To decrypt, reverse the steps in reverse order:
#![allow(unused)]
fn main() {
use std::convert::TryInto;

// Same S-box used for encryption
let s_box: [u8; 16] = [
   0x63, 0x7C, 0x77, 0x7B,
   0xF2, 0x6B, 0x6F, 0xC5,
   0x30, 0x01, 0x67, 0x2B,
   0xFE, 0xD7, 0xAB, 0x76,
];

// Generate inverse S-box
let mut inverse_s_box = [0u8; 256];
for (i, &val) in s_box.iter().enumerate() {
   inverse_s_box[val as usize] = i as u8;
}

// Encrypted block from the previous encryption output
let encrypted: [u8; 4] = [0x35, 0x6C, 0xDC, 0x2E];
let round_key: [u8; 4] = [0xF0, 0x0F, 0xAA, 0x55];

// Step 1: Undo XOR with round key
let xor_reversed: [u8; 4] = encrypted
        .iter()
        .zip(round_key.iter())
        .map(|(a, b)| a ^ b)
        .collect::<Vec<u8>>()
        .try_into()
        .unwrap();

// Step 2:  Reverse permutation
// Remember: original permutation was [2, 0, 3, 1]
// So now we must do: [1, 3, 0, 2]
let permuted_reversed: [u8; 4] = [
   xor_reversed[1], // was originally at index 0
   xor_reversed[3], // was at index 1
   xor_reversed[0], // was at index 2
   xor_reversed[2], // was at index 3
];

// Step 3: Inverse substitution using inverse_s_box
let decrypted: [u8; 4] = permuted_reversed.map(|b| inverse_s_box[b as usize]);


println!("Step        | Byte 0 | Byte 1 | Byte 2 | Byte 3");
println!("------------|--------|--------|--------|--------");
println!("Encrypted   | {:02X}     | {:02X}     | {:02X}     | {:02X}", encrypted[0], encrypted[1], encrypted[2], encrypted[3]);
println!("XOR Rev     | {:02X}     | {:02X}     | {:02X}     | {:02X}", xor_reversed[0], xor_reversed[1], xor_reversed[2], xor_reversed[3]);
println!("Perm Rev    | {:02X}     | {:02X}     | {:02X}     | {:02X}", permuted_reversed[0], permuted_reversed[1], permuted_reversed[2], permuted_reversed[3]);
println!("Decrypted   | {:02X}     | {:02X}     | {:02X}     | {:02X}", decrypted[0], decrypted[1], decrypted[2], decrypted[3]);
}

Why it works

  • Substitution = confusion → Hide relationships between plaintext and ciphertext
  • Permutation = diffusion → Spread input influence across the block

These are Shannon’s two pillars of secure ciphers.
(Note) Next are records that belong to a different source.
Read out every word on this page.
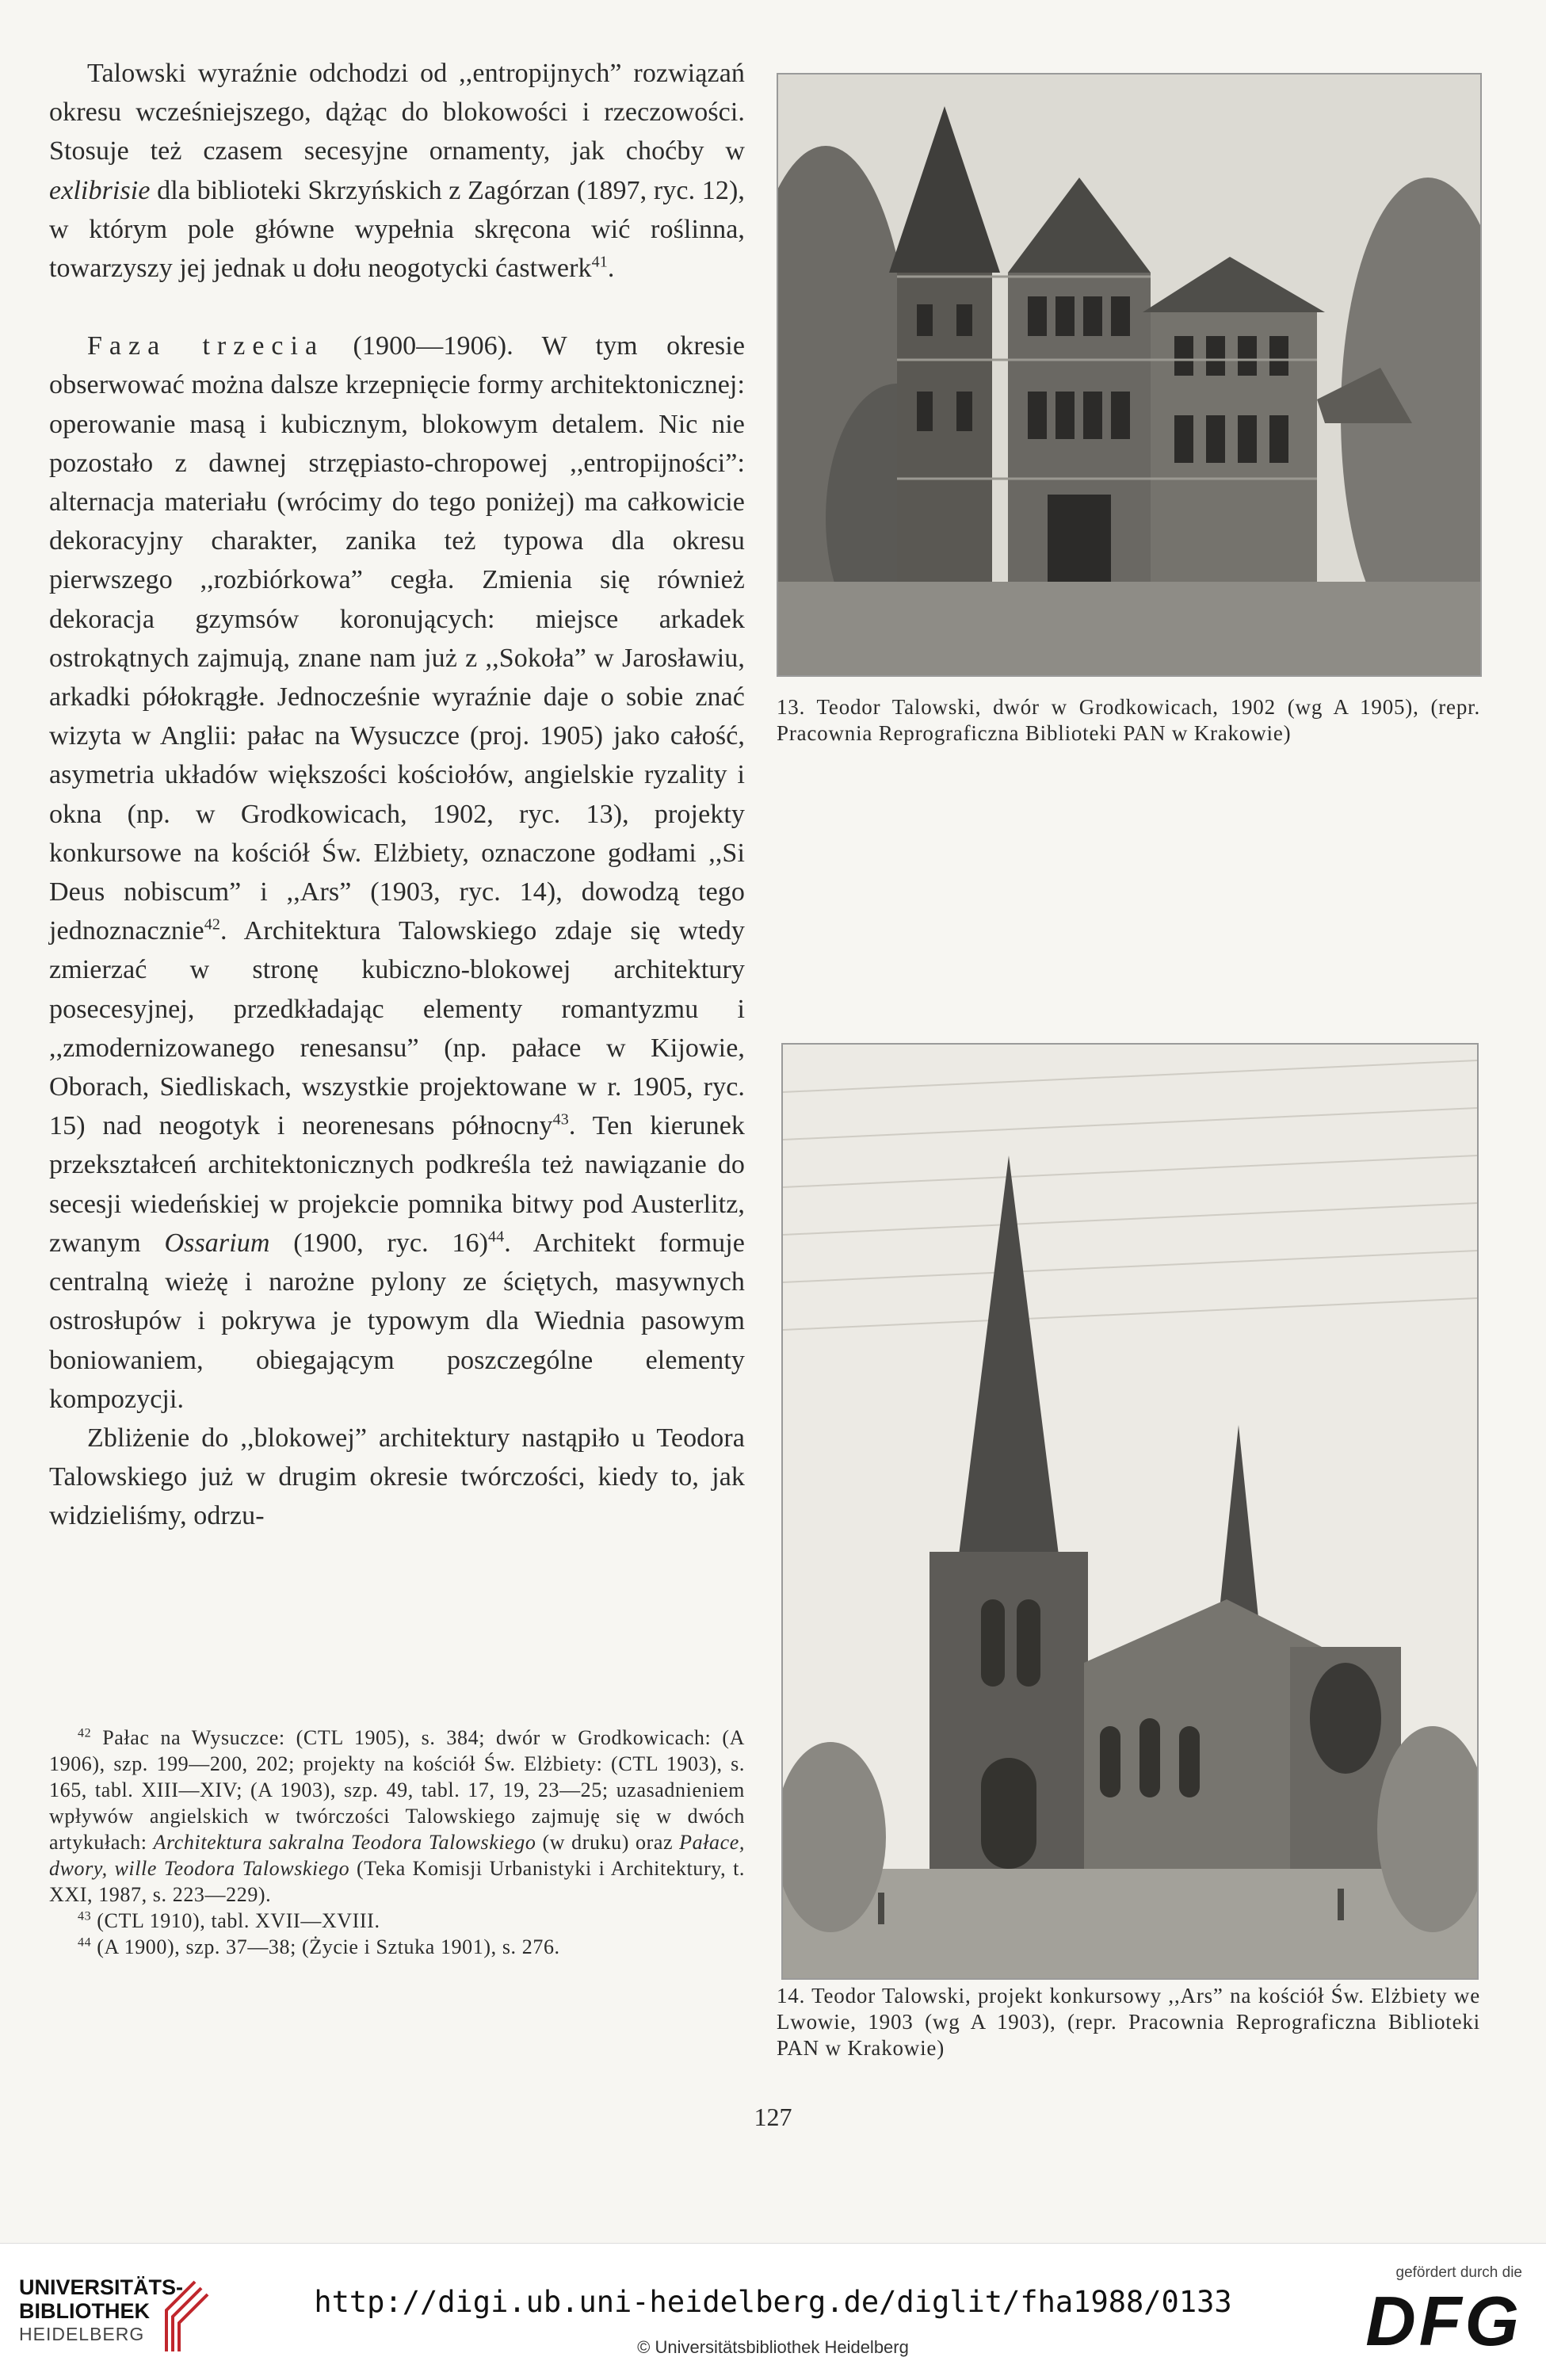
Talowski wyraźnie odchodzi od ,,entropijnych” rozwiązań okresu wcześniejszego, dążąc do blokowości i rzeczowości. Stosuje też czasem secesyjne ornamenty, jak choćby w exlibrisie dla biblioteki Skrzyńskich z Zagórzan (1897, ryc. 12), w którym pole główne wypełnia skręcona wić roślinna, towarzyszy jej jednak u dołu neogotycki ćastwerk$^{41}$.

Faza trzecia (1900—1906). W tym okresie obserwować można dalsze krzepnięcie formy architektonicznej: operowanie masą i kubicznym, blokowym detalem. Nic nie pozostało z dawnej strzępiasto-chropowej ,,entropijności”: alternacja materiału (wrócimy do tego poniżej) ma całkowicie dekoracyjny charakter, zanika też typowa dla okresu pierwszego ,,rozbiórkowa” cegła. Zmienia się również dekoracja gzymsów koronujących: miejsce arkadek ostrokątnych zajmują, znane nam już z ,,Sokoła” w Jarosławiu, arkadki półokrągłe. Jednocześnie wyraźnie daje o sobie znać wizyta w Anglii: pałac na Wysuczce (proj. 1905) jako całość, asymetria układów większości kościołów, angielskie ryzality i okna (np. w Grodkowicach, 1902, ryc. 13), projekty konkursowe na kościół Św. Elżbiety, oznaczone godłami ,,Si Deus nobiscum” i ,,Ars” (1903, ryc. 14), dowodzą tego jednoznacznie$^{42}$. Architektura Talowskiego zdaje się wtedy zmierzać w stronę kubiczno-blokowej architektury posecesyjnej, przedkładając elementy romantyzmu i ,,zmodernizowanego renesansu” (np. pałace w Kijowie, Oborach, Siedliskach, wszystkie projektowane w r. 1905, ryc. 15) nad neogotyk i neorenesans północny$^{43}$. Ten kierunek przekształceń architektonicznych podkreśla też nawiązanie do secesji wiedeńskiej w projekcie pomnika bitwy pod Austerlitz, zwanym Ossarium (1900, ryc. 16)$^{44}$. Architekt formuje centralną wieżę i narożne pylony ze ściętych, masywnych ostrosłupów i pokrywa je typowym dla Wiednia pasowym boniowaniem, obiegającym poszczególne elementy kompozycji.

Zbliżenie do ,,blokowej” architektury nastąpiło u Teodora Talowskiego już w drugim okresie twórczości, kiedy to, jak widzieliśmy, odrzu-

$^{42}$ Pałac na Wysuczce: (CTL 1905), s. 384; dwór w Grodkowicach: (A 1906), szp. 199—200, 202; projekty na kościół Św. Elżbiety: (CTL 1903), s. 165, tabl. XIII—XIV; (A 1903), szp. 49, tabl. 17, 19, 23—25; uzasadnieniem wpływów angielskich w twórczości Talowskiego zajmuję się w dwóch artykułach: Architektura sakralna Teodora Talowskiego (w druku) oraz Pałace, dwory, wille Teodora Talowskiego (Teka Komisji Urbanistyki i Architektury, t. XXI, 1987, s. 223—229).

$^{43}$ (CTL 1910), tabl. XVII—XVIII.

$^{44}$ (A 1900), szp. 37—38; (Życie i Sztuka 1901), s. 276.

13. Teodor Talowski, dwór w Grodkowicach, 1902 (wg A 1905), (repr. Pracownia Reprograficzna Biblioteki PAN w Krakowie)

14. Teodor Talowski, projekt konkursowy ,,Ars” na kościół Św. Elżbiety we Lwowie, 1903 (wg A 1903), (repr. Pracownia Reprograficzna Biblioteki PAN w Krakowie)

127
UNIVERSITÄTS-
BIBLIOTHEK
HEIDELBERG
http://digi.ub.uni-heidelberg.de/diglit/fha1988/0133
© Universitätsbibliothek Heidelberg
gefördert durch die
DFG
💡 Claude Shannon, widely considered the father of modern cryptography, introduced the concepts of confusion and diffusion in 1949 as the foundation of secure cipher design.

🟢 Conclusion
Substitution-Permutation Networks provide a simple yet powerful structure for building symmetric ciphers. They deliver the critical properties of confusion and diffusion, as first formalized by Claude Shannon in his foundational work on cryptographic security.